Even in companies with talented workers, process failure is common. A team-oriented sales group might have high turnover and poor performance; customers might complain that a software company's products are difficult and time-consuming to implement.

These problems can be solved by creating best practice-based guides. With a playbook, the sales team functions as a unit; the implementation group follows the shortest, lowest-cost path to deploying software at customer sites; and all members of the consulting team share a common set of practices when working with customers.

In both large and small companies, methodologies drive organizational performance through continuous, measurable improvements. When common processes are defined and followed, costs go down, cycle times decrease and customer satisfaction rises.

A Methodology Checklist

If you decide to develop a methodology, keep in mind that process improvements require management support. Perhaps your most important consideration should be getting senior management sponsorship. With that in place, here are some ideas to get started.
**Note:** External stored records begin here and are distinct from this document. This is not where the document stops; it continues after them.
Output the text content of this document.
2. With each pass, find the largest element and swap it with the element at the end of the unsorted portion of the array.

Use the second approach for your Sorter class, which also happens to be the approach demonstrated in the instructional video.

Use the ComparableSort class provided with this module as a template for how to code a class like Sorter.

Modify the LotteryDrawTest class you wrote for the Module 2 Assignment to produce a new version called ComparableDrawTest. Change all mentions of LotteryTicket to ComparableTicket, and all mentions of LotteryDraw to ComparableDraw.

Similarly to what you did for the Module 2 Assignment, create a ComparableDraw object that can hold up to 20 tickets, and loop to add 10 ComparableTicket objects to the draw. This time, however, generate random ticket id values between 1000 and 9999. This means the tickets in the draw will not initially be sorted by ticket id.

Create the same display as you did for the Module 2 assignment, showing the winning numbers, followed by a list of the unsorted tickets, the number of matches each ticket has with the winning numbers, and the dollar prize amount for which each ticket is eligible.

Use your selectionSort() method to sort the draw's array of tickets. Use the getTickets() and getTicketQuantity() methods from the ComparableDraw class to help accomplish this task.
First, choose a specific process to refine—whether sales, product development, consulting services, account management or something else—and determine clear goals. Ask your best people how they deliver your services. Select the optimum methods, examining them critically as you create a standardized approach. Be sure to get the team's buy-in when building the new, refined way of working.

Next, document the process. Shared best practices only become useful when they are written down. Keep descriptions short and practical.

Finally, consider how you will package and deliver the methodology. An intranet Web site can serve as an excellent knowledge repository.

For people who regularly work offline, such as sales people or consultants, a CD-ROM-based methodology may be appropriate. If parts of your methodology will be shared with customers or partners, consider building those sections into training that you offer to those groups.

Developing methodologies requires careful scrutiny of your processes and some hard work, but the benefits—reduced risks, greater consistency of results and increased profitability—make it well worth the effort.